Fri, July 3, 2026 – Time: 09:10 – 10:00 – Room: Regatta
Title: Discourse Structure Guided NLP Models for Fine-grained Media Bias Analysis
Abstract: Thinking about more and more powerful pretrained models and an increasing context window size supported by recent LLMs, do we still need explicit discourse structures to guide semantic reasoning? In this talk, I will present our research on fine-grained sentence-level media bias analysis that shows that incorporating shallow discourse structures or event relation graphs enables NLP models to better understand broader context and recognize subtle sentence-level ideological bias. News media play a vast role in shaping public opinion not just by supplying information, but by selecting, packaging, and shaping that information to persuade as well. Sentence-level media bias analysis is challenging and aims to identify sentences within an article that can illuminate and explain the overall bias of the entire article. This talk will first show that understanding the discourse role of a sentence in telling a news story, as well as its discourse relation with nearby sentences, can help reveal the ideological leanings of the author even when the sentence itself appears merely neutral or factual. This talk will further show that analyzing events with respect to other events in the same document or across documents is critical for identifying bias sentences.
Bio: Dr. Ruihong Huang is an associate professor in the Department of Computer Science & Engineering at Texas A&M University (TAMU), College Station. She is also an adjunct associate professor in McWilliams School of Biomedical Informatics at UTHealth Houston. Huang received her PhD in computer science at the University of Utah and completed a postdoc at Stanford University. Her research is focused on event-centric NLP, discourse analysis, dialogue and pragmatics, LLM evaluation, LLM safety and moral reasoning. She is a recipient of the US National Science Foundation CAREER award (2020).
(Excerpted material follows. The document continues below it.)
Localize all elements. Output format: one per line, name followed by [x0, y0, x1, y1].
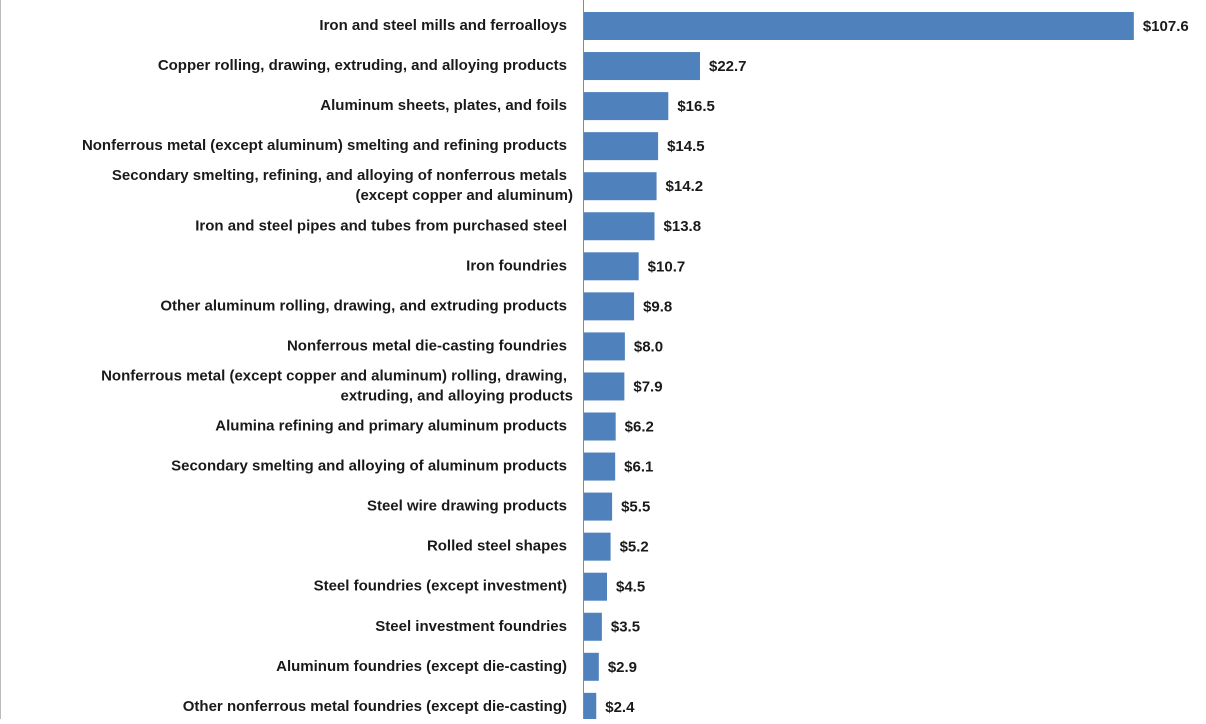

Fri, July 3, 2026 – Time: 13:30 – 14:20 – Room: Regatta
Title: Studying and Simulating Discourse Failures in Interactive AI Systems
Abstract: In this talk, we will go over two projects that study human-AI communication in conversational interfaces (e.g., ChatGPT). With Lost in Conversation, we simulate multi-turn underspecified conversations that involve a user gradually revealing their full intent over time to the AI system, finding that though this is common in real-world interactions, this leads to large degradation in model performance. We then discuss the need for more realistic user simulation that can model user behaviors specifically in the case of User-AI conversational exchange, and discuss its role in evaluating AI systems.
Bio: Philippe is a Research Scientist at Microsoft Research, based in New York and a member of the AI Interaction and Learning (MSR AIIL) group. His research lies at the intersection of two fields: NLP and HCI, with a general interest in understanding how NLP/AI technology can enable effective consumption and production of information for users (which has involved working on topics such as summarization, simplification, question generation, etc.). Recently, he has taken an interest in studying human-AI interaction in conversational settings.